In previous years, Wolf’s regulatory maneuvers have sparked legislative fights with the General Assembly, which has unsuccessfully attempted to override the regulations or negotiate them away during budget talks.
With Democrats winning a majority of seats in the Pennsylvania state House on Nov. 8, and Democrat Josh Shapiro set to replace Wolf as governor, such an outcome appears off the table. A spokesperson for state Senate Republicans did not reply to a request for comment.
Even with the regulatory move, expanding state law to include sexual orientation and gender identity protections is still necessary, LGBTQ advocates said. A future governor could still repeal a regulation without legislative input. And passing a law could ensure that there aren’t any gaps, such as at businesses with fewer than four employees.
On the campaign trail, Shapiro said he would “use my political capital” to expand the state’s nondiscrimination laws.
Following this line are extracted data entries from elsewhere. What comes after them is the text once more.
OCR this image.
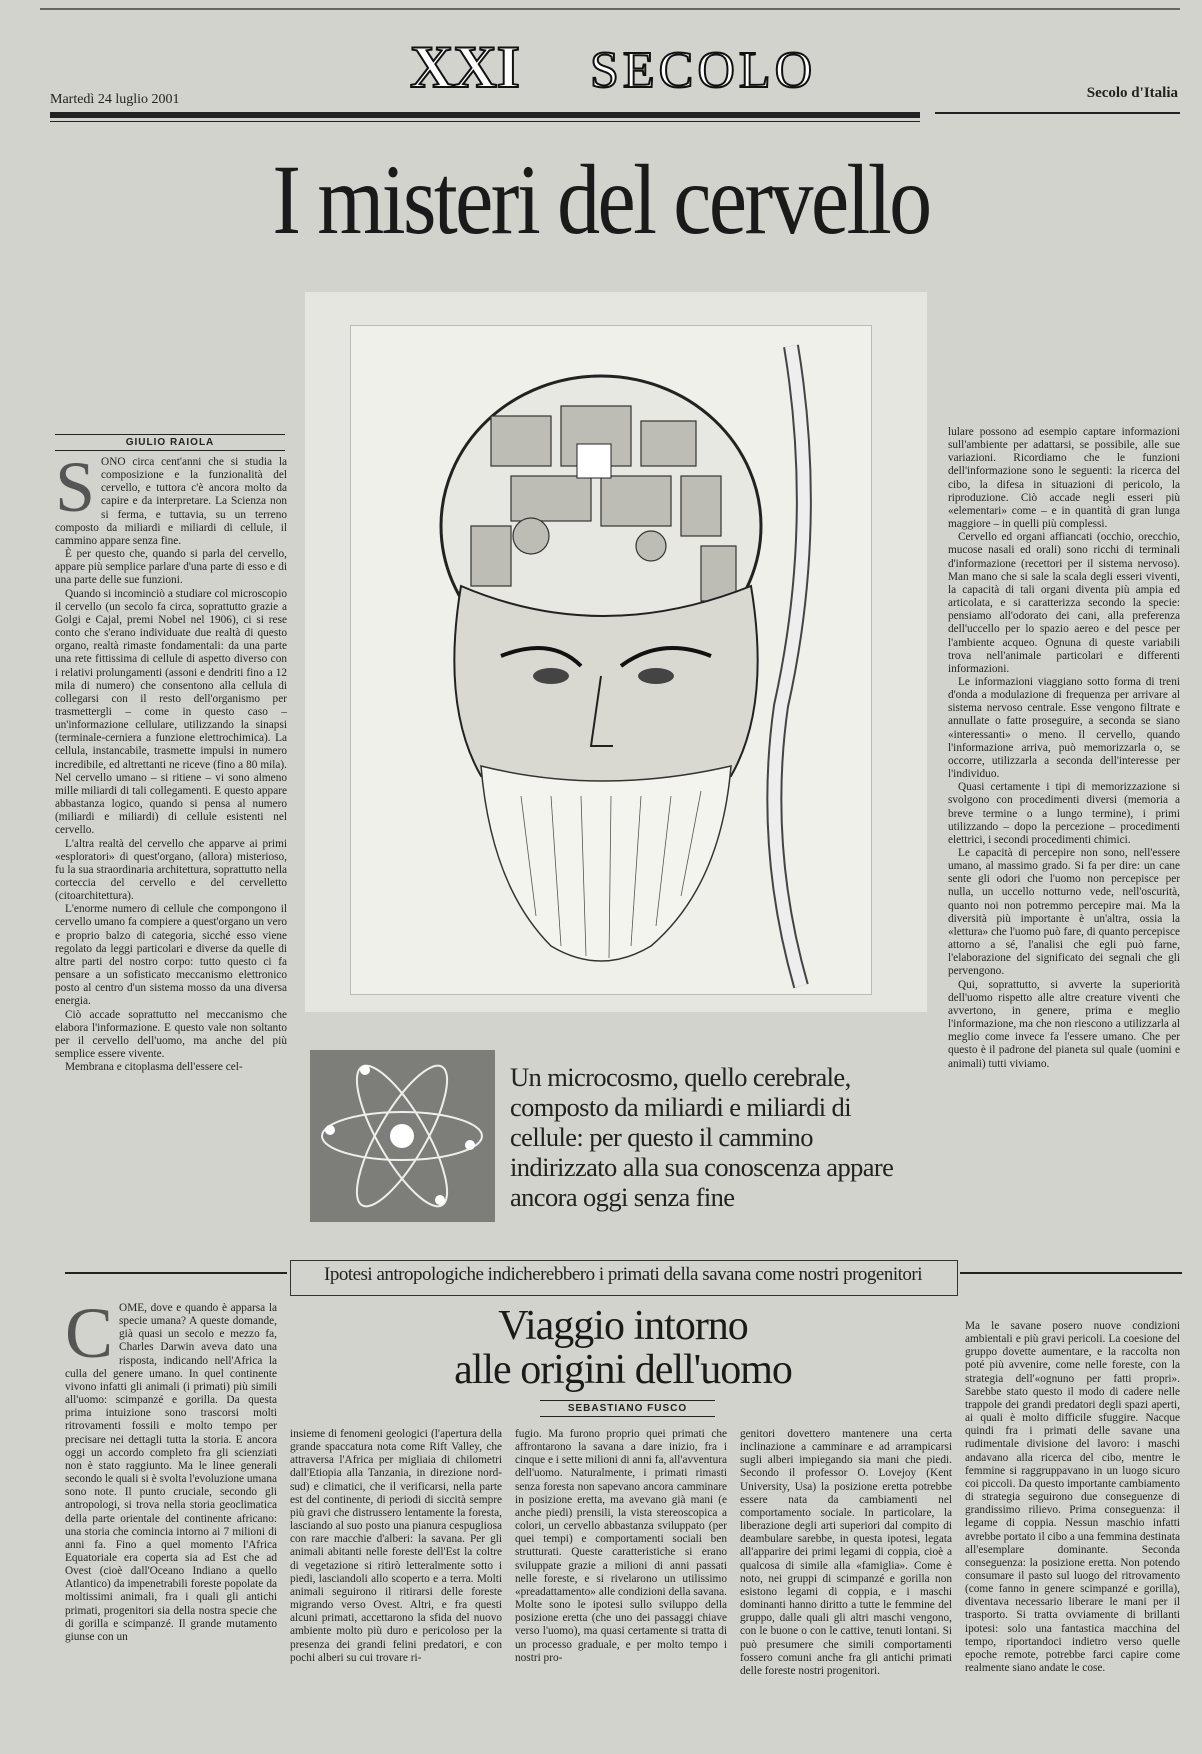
Martedì 24 luglio 2001	XXI SECOLO	Secolo d'Italia
I misteri del cervello
GIULIO RAIOLA
S ONO circa cent'anni che si studia la composizione e la funzionalità del cervello, e tuttora c'è ancora molto da capire e da interpretare. La Scienza non si ferma, e tuttavia, su un terreno composto da miliardi e miliardi di cellule, il cammino appare senza fine.

È per questo che, quando si parla del cervello, appare più semplice parlare d'una parte di esso e di una parte delle sue funzioni.

Quando si incominciò a studiare col microscopio il cervello (un secolo fa circa, soprattutto grazie a Golgi e Cajal, premi Nobel nel 1906), ci si rese conto che s'erano individuate due realtà di questo organo, realtà rimaste fondamentali: da una parte una rete fittissima di cellule di aspetto diverso con i relativi prolungamenti (assoni e dendriti fino a 12 mila di numero) che consentono alla cellula di collegarsi con il resto dell'organismo per trasmettergli – come in questo caso – un'informazione cellulare, utilizzando la sinapsi (terminale-cerniera a funzione elettrochimica). La cellula, instancabile, trasmette impulsi in numero incredibile, ed altrettanti ne riceve (fino a 80 mila). Nel cervello umano – si ritiene – vi sono almeno mille miliardi di tali collegamenti. E questo appare abbastanza logico, quando si pensa al numero (miliardi e miliardi) di cellule esistenti nel cervello.

L'altra realtà del cervello che apparve ai primi «esploratori» di quest'organo, (allora) misterioso, fu la sua straordinaria architettura, soprattutto nella corteccia del cervello e del cervelletto (citoarchitettura).

L'enorme numero di cellule che compongono il cervello umano fa compiere a quest'organo un vero e proprio balzo di categoria, sicché esso viene regolato da leggi particolari e diverse da quelle di altre parti del nostro corpo: tutto questo ci fa pensare a un sofisticato meccanismo elettronico posto al centro d'un sistema mosso da una diversa energia.

Ciò accade soprattutto nel meccanismo che elabora l'informazione. E questo vale non soltanto per il cervello dell'uomo, ma anche del più semplice essere vivente.

Membrana e citoplasma dell'essere cel-

lulare possono ad esempio captare informazioni sull'ambiente per adattarsi, se possibile, alle sue variazioni. Ricordiamo che le funzioni dell'informazione sono le seguenti: la ricerca del cibo, la difesa in situazioni di pericolo, la riproduzione. Ciò accade negli esseri più «elementari» come – e in quantità di gran lunga maggiore – in quelli più complessi.

Cervello ed organi affiancati (occhio, orecchio, mucose nasali ed orali) sono ricchi di terminali d'informazione (recettori per il sistema nervoso). Man mano che si sale la scala degli esseri viventi, la capacità di tali organi diventa più ampia ed articolata, e si caratterizza secondo la specie: pensiamo all'odorato dei cani, alla preferenza dell'uccello per lo spazio aereo e del pesce per l'ambiente acqueo. Ognuna di queste variabili trova nell'animale particolari e differenti informazioni.

Le informazioni viaggiano sotto forma di treni d'onda a modulazione di frequenza per arrivare al sistema nervoso centrale. Esse vengono filtrate e annullate o fatte proseguire, a seconda se siano «interessanti» o meno. Il cervello, quando l'informazione arriva, può memorizzarla o, se occorre, utilizzarla a seconda dell'interesse per l'individuo.

Quasi certamente i tipi di memorizzazione si svolgono con procedimenti diversi (memoria a breve termine o a lungo termine), i primi utilizzando – dopo la percezione – procedimenti elettrici, i secondi procedimenti chimici.

Le capacità di percepire non sono, nell'essere umano, al massimo grado. Si fa per dire: un cane sente gli odori che l'uomo non percepisce per nulla, un uccello notturno vede, nell'oscurità, quanto noi non potremmo percepire mai. Ma la diversità più importante è un'altra, ossia la «lettura» che l'uomo può fare, di quanto percepisce attorno a sé, l'analisi che egli può farne, l'elaborazione del significato dei segnali che gli pervengono.

Qui, soprattutto, si avverte la superiorità dell'uomo rispetto alle altre creature viventi che avvertono, in genere, prima e meglio l'informazione, ma che non riescono a utilizzarla al meglio come invece fa l'essere umano. Che per questo è il padrone del pianeta sul quale (uomini e animali) tutti viviamo.

Un microcosmo, quello cerebrale, composto da miliardi e miliardi di cellule: per questo il cammino indirizzato alla sua conoscenza appare ancora oggi senza fine
Ipotesi antropologiche indicherebbero i primati della savana come nostri progenitori
Viaggio intorno
alle origini dell'uomo
SEBASTIANO FUSCO
C OME, dove e quando è apparsa la specie umana? A queste domande, già quasi un secolo e mezzo fa, Charles Darwin aveva dato una risposta, indicando nell'Africa la culla del genere umano. In quel continente vivono infatti gli animali (i primati) più simili all'uomo: scimpanzé e gorilla. Da questa prima intuizione sono trascorsi molti ritrovamenti fossili e molto tempo per precisare nei dettagli tutta la storia. E ancora oggi un accordo completo fra gli scienziati non è stato raggiunto. Ma le linee generali secondo le quali si è svolta l'evoluzione umana sono note. Il punto cruciale, secondo gli antropologi, si trova nella storia geoclimatica della parte orientale del continente africano: una storia che comincia intorno ai 7 milioni di anni fa. Fino a quel momento l'Africa Equatoriale era coperta sia ad Est che ad Ovest (cioè dall'Oceano Indiano a quello Atlantico) da impenetrabili foreste popolate da moltissimi animali, fra i quali gli antichi primati, progenitori sia della nostra specie che di gorilla e scimpanzé. Il grande mutamento giunse con un

insieme di fenomeni geologici (l'apertura della grande spaccatura nota come Rift Valley, che attraversa l'Africa per migliaia di chilometri dall'Etiopia alla Tanzania, in direzione nord-sud) e climatici, che il verificarsi, nella parte est del continente, di periodi di siccità sempre più gravi che distrussero lentamente la foresta, lasciando al suo posto una pianura cespugliosa con rare macchie d'alberi: la savana. Per gli animali abitanti nelle foreste dell'Est la coltre di vegetazione si ritirò letteralmente sotto i piedi, lasciandoli allo scoperto e a terra. Molti animali seguirono il ritirarsi delle foreste migrando verso Ovest. Altri, e fra questi alcuni primati, accettarono la sfida del nuovo ambiente molto più duro e pericoloso per la presenza dei grandi felini predatori, e con pochi alberi su cui trovare ri-

fugio. Ma furono proprio quei primati che affrontarono la savana a dare inizio, fra i cinque e i sette milioni di anni fa, all'avventura dell'uomo. Naturalmente, i primati rimasti senza foresta non sapevano ancora camminare in posizione eretta, ma avevano già mani (e anche piedi) prensili, la vista stereoscopica a colori, un cervello abbastanza sviluppato (per quei tempi) e comportamenti sociali ben strutturati. Queste caratteristiche si erano sviluppate grazie a milioni di anni passati nelle foreste, e si rivelarono un utilissimo «preadattamento» alle condizioni della savana. Molte sono le ipotesi sullo sviluppo della posizione eretta (che uno dei passaggi chiave verso l'uomo), ma quasi certamente si tratta di un processo graduale, e per molto tempo i nostri pro-

genitori dovettero mantenere una certa inclinazione a camminare e ad arrampicarsi sugli alberi impiegando sia mani che piedi. Secondo il professor O. Lovejoy (Kent University, Usa) la posizione eretta potrebbe essere nata da cambiamenti nel comportamento sociale. In particolare, la liberazione degli arti superiori dal compito di deambulare sarebbe, in questa ipotesi, legata all'apparire dei primi legami di coppia, cioè a qualcosa di simile alla «famiglia». Come è noto, nei gruppi di scimpanzé e gorilla non esistono legami di coppia, e i maschi dominanti hanno diritto a tutte le femmine del gruppo, dalle quali gli altri maschi vengono, con le buone o con le cattive, tenuti lontani. Si può presumere che simili comportamenti fossero comuni anche fra gli antichi primati delle foreste nostri progenitori.

Ma le savane posero nuove condizioni ambientali e più gravi pericoli. La coesione del gruppo dovette aumentare, e la raccolta non poté più avvenire, come nelle foreste, con la strategia dell'«ognuno per fatti propri». Sarebbe stato questo il modo di cadere nelle trappole dei grandi predatori degli spazi aperti, ai quali è molto difficile sfuggire. Nacque quindi fra i primati delle savane una rudimentale divisione del lavoro: i maschi andavano alla ricerca del cibo, mentre le femmine si raggruppavano in un luogo sicuro coi piccoli. Da questo importante cambiamento di strategia seguirono due conseguenze di grandissimo rilievo. Prima conseguenza: il legame di coppia. Nessun maschio infatti avrebbe portato il cibo a una femmina destinata all'esemplare dominante. Seconda conseguenza: la posizione eretta. Non potendo consumare il pasto sul luogo del ritrovamento (come fanno in genere scimpanzé e gorilla), diventava necessario liberare le mani per il trasporto. Si tratta ovviamente di brillanti ipotesi: solo una fantastica macchina del tempo, riportandoci indietro verso quelle epoche remote, potrebbe farci capire come realmente siano andate le cose.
In an email, Manuel Bonder, spokesperson for Shapiro’s transition team, said that the governor-elect “will work to ensure all Pennsylvanians receive equal protection under the law — regardless of who they love, what they look like, or who they pray to — and he will continue to stand in the way of any attempts to discriminate against or restrict Pennsylvanians’ freedoms.”
A statewide nondiscrimination law would ensure that “when it comes to liberty and justice for all, where we founded our government, we’re going to lead and that we mean liberty and justice for all,” Titus said.